Non-uniform rational basis spline (NURBS) is a mathematical model using basis splines (B-splines) that is commonly used in computer graphics for representing curves and surfaces. It offers great flexibility and precision for handling both analytic (defined by common mathematical formulae) and modeled shapes. It is a type of curve modeling, as opposed to polygonal modeling or digital sculpting. NURBS curves are commonly used in computer-aided design (CAD), manufacturing (CAM), and engineering (CAE). They are part of numerous industry-wide standards, such as IGES, STEP, ACIS, and PHIGS. Tools for creating and editing NURBS surfaces are found in various 3D graphics and animation software packages.

They can be efficiently handled by computer programs yet allow for easy human interaction. NURBS surfaces are functions of two parameters mapping to a surface in three-dimensional space. The shape of the surface is determined by control points. In a compact form, NURBS surfaces can represent simple geometrical shapes. For complex organic shapes, T-splines and subdivision surfaces are more suitable because they halve the number of control points in comparison with the NURBS surfaces.

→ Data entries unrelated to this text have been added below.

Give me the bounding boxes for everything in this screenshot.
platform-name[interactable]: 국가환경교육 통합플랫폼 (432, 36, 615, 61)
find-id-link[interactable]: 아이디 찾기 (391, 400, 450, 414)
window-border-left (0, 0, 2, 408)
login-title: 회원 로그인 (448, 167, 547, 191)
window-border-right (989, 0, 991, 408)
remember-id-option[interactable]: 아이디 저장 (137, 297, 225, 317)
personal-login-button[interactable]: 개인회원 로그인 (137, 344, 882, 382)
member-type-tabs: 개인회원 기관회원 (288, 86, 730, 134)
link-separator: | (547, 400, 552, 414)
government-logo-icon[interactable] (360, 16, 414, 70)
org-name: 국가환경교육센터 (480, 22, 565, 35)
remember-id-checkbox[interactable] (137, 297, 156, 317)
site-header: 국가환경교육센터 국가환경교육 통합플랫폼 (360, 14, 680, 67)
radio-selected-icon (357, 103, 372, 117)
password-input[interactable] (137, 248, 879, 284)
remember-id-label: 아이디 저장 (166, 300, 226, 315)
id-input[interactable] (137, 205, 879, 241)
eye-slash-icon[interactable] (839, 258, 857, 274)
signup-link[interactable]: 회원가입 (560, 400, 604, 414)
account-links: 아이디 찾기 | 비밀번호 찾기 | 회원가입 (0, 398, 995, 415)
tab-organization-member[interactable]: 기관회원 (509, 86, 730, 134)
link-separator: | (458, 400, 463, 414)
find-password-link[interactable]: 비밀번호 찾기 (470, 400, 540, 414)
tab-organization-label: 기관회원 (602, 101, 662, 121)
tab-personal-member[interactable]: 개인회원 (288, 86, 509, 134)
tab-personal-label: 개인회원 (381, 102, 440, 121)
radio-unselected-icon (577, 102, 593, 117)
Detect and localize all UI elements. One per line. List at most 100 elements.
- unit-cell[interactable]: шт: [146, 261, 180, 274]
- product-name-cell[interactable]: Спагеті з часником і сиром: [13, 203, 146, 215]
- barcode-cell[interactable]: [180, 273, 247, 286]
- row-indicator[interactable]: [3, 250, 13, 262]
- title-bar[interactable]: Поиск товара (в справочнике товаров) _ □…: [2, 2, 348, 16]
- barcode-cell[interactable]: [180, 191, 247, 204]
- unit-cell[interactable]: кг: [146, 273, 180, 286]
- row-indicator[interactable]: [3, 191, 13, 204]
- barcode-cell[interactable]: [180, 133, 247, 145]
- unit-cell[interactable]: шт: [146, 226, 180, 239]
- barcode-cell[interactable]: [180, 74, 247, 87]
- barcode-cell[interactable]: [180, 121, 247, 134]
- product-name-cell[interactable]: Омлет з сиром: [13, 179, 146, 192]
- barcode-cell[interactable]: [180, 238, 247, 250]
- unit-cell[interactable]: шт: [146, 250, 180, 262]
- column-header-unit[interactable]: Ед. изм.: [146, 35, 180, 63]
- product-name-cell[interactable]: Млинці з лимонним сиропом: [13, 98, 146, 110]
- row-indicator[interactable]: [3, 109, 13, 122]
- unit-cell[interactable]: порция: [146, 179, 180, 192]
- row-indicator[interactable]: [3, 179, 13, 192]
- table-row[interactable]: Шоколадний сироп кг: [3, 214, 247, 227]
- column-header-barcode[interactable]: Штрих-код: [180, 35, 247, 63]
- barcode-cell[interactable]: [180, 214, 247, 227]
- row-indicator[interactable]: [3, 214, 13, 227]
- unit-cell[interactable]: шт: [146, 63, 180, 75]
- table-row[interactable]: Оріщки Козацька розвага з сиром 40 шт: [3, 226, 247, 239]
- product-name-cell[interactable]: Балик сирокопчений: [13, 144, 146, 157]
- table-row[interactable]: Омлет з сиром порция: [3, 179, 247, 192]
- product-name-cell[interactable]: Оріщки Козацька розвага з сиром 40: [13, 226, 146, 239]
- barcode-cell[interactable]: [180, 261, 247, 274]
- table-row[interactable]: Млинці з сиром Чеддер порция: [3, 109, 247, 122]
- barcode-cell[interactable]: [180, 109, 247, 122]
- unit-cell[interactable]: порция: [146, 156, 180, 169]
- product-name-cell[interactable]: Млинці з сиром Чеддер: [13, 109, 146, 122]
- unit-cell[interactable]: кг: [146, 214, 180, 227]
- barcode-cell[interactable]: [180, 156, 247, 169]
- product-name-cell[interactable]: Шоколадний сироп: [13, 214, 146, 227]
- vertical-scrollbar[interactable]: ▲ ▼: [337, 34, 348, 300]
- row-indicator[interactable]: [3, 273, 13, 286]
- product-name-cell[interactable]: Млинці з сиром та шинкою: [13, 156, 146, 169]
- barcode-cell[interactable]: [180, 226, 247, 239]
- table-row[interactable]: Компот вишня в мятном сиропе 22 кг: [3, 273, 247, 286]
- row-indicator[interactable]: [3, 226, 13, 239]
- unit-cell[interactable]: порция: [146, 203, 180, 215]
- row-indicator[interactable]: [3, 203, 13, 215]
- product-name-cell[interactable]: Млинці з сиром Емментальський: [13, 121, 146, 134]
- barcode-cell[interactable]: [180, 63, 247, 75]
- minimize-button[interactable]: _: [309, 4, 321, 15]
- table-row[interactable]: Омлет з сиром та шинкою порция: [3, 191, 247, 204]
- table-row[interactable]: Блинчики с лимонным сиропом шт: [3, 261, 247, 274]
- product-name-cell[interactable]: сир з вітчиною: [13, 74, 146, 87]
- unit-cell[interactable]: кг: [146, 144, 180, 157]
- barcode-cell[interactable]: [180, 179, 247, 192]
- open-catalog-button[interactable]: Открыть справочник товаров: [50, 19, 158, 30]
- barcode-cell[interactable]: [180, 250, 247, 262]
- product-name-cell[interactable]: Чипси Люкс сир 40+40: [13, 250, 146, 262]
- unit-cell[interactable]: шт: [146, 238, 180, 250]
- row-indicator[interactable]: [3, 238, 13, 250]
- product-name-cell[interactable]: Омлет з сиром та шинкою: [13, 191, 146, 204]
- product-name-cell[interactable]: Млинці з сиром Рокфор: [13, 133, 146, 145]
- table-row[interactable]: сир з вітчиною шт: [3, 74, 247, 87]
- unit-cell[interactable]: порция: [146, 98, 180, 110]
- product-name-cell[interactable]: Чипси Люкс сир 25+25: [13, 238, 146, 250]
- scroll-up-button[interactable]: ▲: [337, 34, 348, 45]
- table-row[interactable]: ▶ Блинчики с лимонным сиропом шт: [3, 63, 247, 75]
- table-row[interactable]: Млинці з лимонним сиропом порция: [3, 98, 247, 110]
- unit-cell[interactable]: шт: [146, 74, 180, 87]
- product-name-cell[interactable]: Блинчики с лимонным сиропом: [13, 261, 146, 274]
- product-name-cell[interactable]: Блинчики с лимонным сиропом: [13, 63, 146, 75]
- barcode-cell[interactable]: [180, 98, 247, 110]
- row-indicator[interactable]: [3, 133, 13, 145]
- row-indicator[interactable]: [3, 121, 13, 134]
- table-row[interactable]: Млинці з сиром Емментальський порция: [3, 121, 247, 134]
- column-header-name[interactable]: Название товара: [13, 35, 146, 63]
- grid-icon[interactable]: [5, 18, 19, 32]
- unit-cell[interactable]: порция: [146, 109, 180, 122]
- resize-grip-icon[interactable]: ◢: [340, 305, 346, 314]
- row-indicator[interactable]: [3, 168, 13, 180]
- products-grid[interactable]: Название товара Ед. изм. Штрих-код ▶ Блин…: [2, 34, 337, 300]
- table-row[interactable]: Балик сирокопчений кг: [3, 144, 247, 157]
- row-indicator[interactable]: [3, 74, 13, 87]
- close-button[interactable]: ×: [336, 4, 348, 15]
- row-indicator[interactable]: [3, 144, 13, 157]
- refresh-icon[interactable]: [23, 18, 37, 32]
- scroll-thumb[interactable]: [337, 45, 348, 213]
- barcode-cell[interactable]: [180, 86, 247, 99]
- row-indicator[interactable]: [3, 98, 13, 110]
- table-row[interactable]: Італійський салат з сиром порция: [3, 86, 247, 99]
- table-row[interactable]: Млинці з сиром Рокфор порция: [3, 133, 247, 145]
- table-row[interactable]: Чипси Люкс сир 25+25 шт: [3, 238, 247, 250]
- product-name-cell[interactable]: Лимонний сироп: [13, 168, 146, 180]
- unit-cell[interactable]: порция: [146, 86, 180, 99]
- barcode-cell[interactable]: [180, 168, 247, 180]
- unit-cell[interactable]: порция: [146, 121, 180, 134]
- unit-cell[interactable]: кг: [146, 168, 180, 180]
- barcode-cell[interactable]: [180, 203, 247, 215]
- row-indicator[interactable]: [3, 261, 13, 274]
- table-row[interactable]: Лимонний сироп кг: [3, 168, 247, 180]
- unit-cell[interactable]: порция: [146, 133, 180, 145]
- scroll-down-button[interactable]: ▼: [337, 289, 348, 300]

In general, editing NURBS curves and surfaces is intuitive and predictable. Control points are always either connected directly to the curve or surface, or else act as if they were connected by a rubber band. Depending on the type of user interface, the editing of NURBS curves and surfaces can be via their control points (similar to Bézier curves) or via higher level tools such as spline modeling and hierarchical editing.